Ganeshotsav likely to be noise-free this year

Prajakta Joshi
Friday, 11 August 2017

Speaking with the media, Shaha said, “We are calling this strike to protest against the harassment that we face from the police. According to the Supreme Court ruling, we cannot raise the noise higher than 65 decibels. However, we are not given clear directions by the police as to how the decibels will be measured.”

PUNE: While the Pune Sounds and Electrical Generators Association has called an indefinite strike from August 11, refusing to provide sound systems for any event in the city, noise activists and the police have expressed happiness over the possibility of now having a noise-free festive weekend.  With Dahi Handi right round the corner on August 15, Uday Shaha, President of Pune Sounds & Electrical Generators Association said that no Dahi Handi mandal will be provided with sound systems by any operator in the city. 

No clarity on rules 
Speaking with the media, Shaha said, “We are calling this strike to protest against the harassment that we face from the police. According to the Supreme Court ruling, we cannot raise the noise higher than 65 decibels. However, we are not given clear directions by the police as to how the decibels will be measured.”

He added, “As any place has a noise level of its own, we need to raise the decibels so that the crowd can hear us. We want a clarity as to whether the already existing noise levels of a place will be included or not while measuring the decibels of our speakers.”

65 decibels limit
Ravindra Sengaonkar, Additional Commissioner of Police, Pune said, “Keeping the sound under 65 decibels has become law and we are just making sure that everybody abides by the law. In a meeting with the Association, we suggested to them to meet us with two speakers, two bass and amplifiers to fix the volume at which they can play, but they never contacted us.”  JS Salunke, Sub-Regional Officer, Maharashtra Pollution Control Board (MPCB) said he cannot say anything about the strike as it’s a legal matter. “As far as the strike is concerned, we are happy as long as the noise pollution is under control and people aren’t facing problems because of it,” Salunke added.

Noise-free festivals
Adv Aseem Sarode, city-based noise activist said the strike was actually a great thing as it will make people realise that they can celebrate festivals without loudspeakers. He said, “There are two types of noise pollution, one caused by inevitable factors like crowd, vehicles, etc. that cannot be controlled unless we change the behavioural patterns which cannot happen overnight. 

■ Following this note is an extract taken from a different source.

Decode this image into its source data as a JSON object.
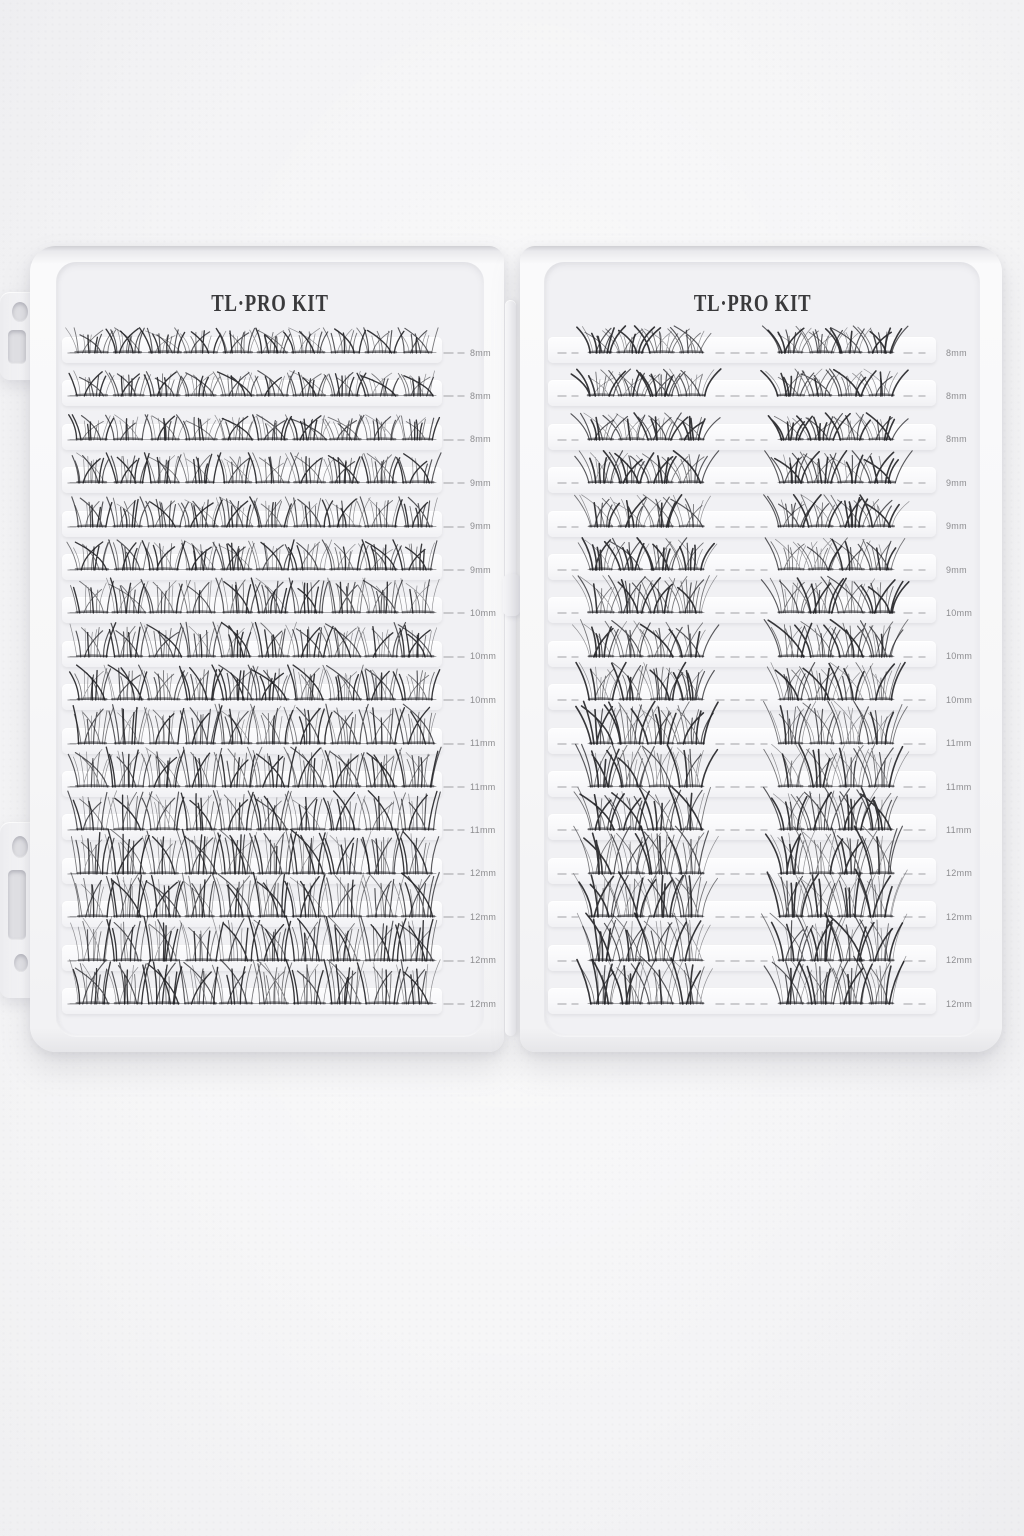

Then there are evitable agents like loudspeakers we can do without. These are the things that could be avoided, or the pollution caused by these could be reduced. Using loudspeakers above the specified decibels because there is already high level of noise which needs to be topped cannot be justified.”

A NOISE-FREE DAHI HANDI?
- Amit Kank of Natu Baug Mandal, Bajirao Road said they had received a letter from the  Pune Sounds & Electrical Generators Association about not providing the sound systems for Dahi Handi. 
- “As the strike on August 15 would be statewide, we can’t make any alternative arrangement. So if they do not give us the loudspeakers, we will celebrate without any noise. While this wouldn’t really cause us loss, the excitement of the festival would drop as many people who come to see Dahi Handi because they love to dance on the streets, wouldn’t come this time,” Kank said.

NO SOUND SYS  FOR PMC
There will be a state-wide strike by sound and light generator operators on August 15.  The sound systems will not be provided for the PMC’s event on August 12, which Chief Minister Devendra Fadnavis will be attending.